Whether Entain, parent of Ladbrokes and bwin, will get a another bid from its US betting partner, MGM Resorts International, or who might win an auction to buy the European assets of William Hill from its new owner, Caesars Entertainment, are top of the billion-dollar mergers and acquisitions agenda.

How to best retain online betting and casino business in Germany in the face of heavy tax and regulation is the focus in Germany for companies ranging from LeoVegas to B2B company Bragg Gaming.

In January, Entain rejected an $11bn MGM bid at a 22 percent premium on its share price, but with Entain shares up over 37 percent so far this year, “a 22 percent premium to the current price would be harder to turn down”, said Ivor Jones, an analyst with Peel Hunt.

Entain’s splashy presentation suggested a potential $162bn market if it targeted esports, social casino and markets yet to be regulated.

It was a presentation with “material of such promise, it made us feel it might be part of a negotiation with MGM”, Jones said on Thursday.

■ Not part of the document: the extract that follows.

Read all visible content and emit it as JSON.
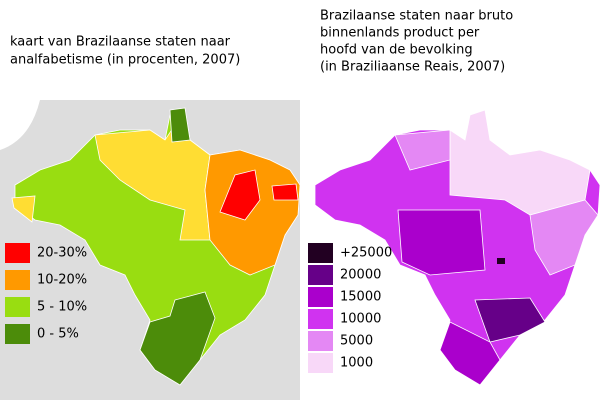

MGM has sold $4.4bn of assets, which makes a bid that much more likely, Jones and other analysts have said.

The potential sale price for William Hill’s non-US operations has risen from a ceiling of £1.5bn to a possible top of £2bn, according to The Times newspaper. That would be a hefty chunk of its £2.9bn April purchase price.

Bidders include 888 Holdings, Apollo Global Management and CVC, majority owner of Germany’s Tipico, according to the British newspaper.

If it won the bid, 888 would possibly sell William Hill’s UK shops to bookmaker Betfred, the Times said.

In Germany, operators are scrambling to minimise the pain of a 5.3 percent tax on stakes, plus tight rules on online slots and poker, currently the only permissible casino games.

The struggle was spelled out most clearly by Stockholm-listed LeoVegas, which said German revenue dropped 81 percent in the second quarter, Jones noted.

Bragg Gaming, which recently listed on NASDAQ, said its German revenue was 65 percent of its total in the first half, but that will probably fall to less than 15 percent by December, according to Jones.

The company said the German tax will halve its game royalties there.

But gambling supplier Aspire Global introduced a product, BuyWin, which it claims offer reasonable payouts to players while still managing to cover the tax.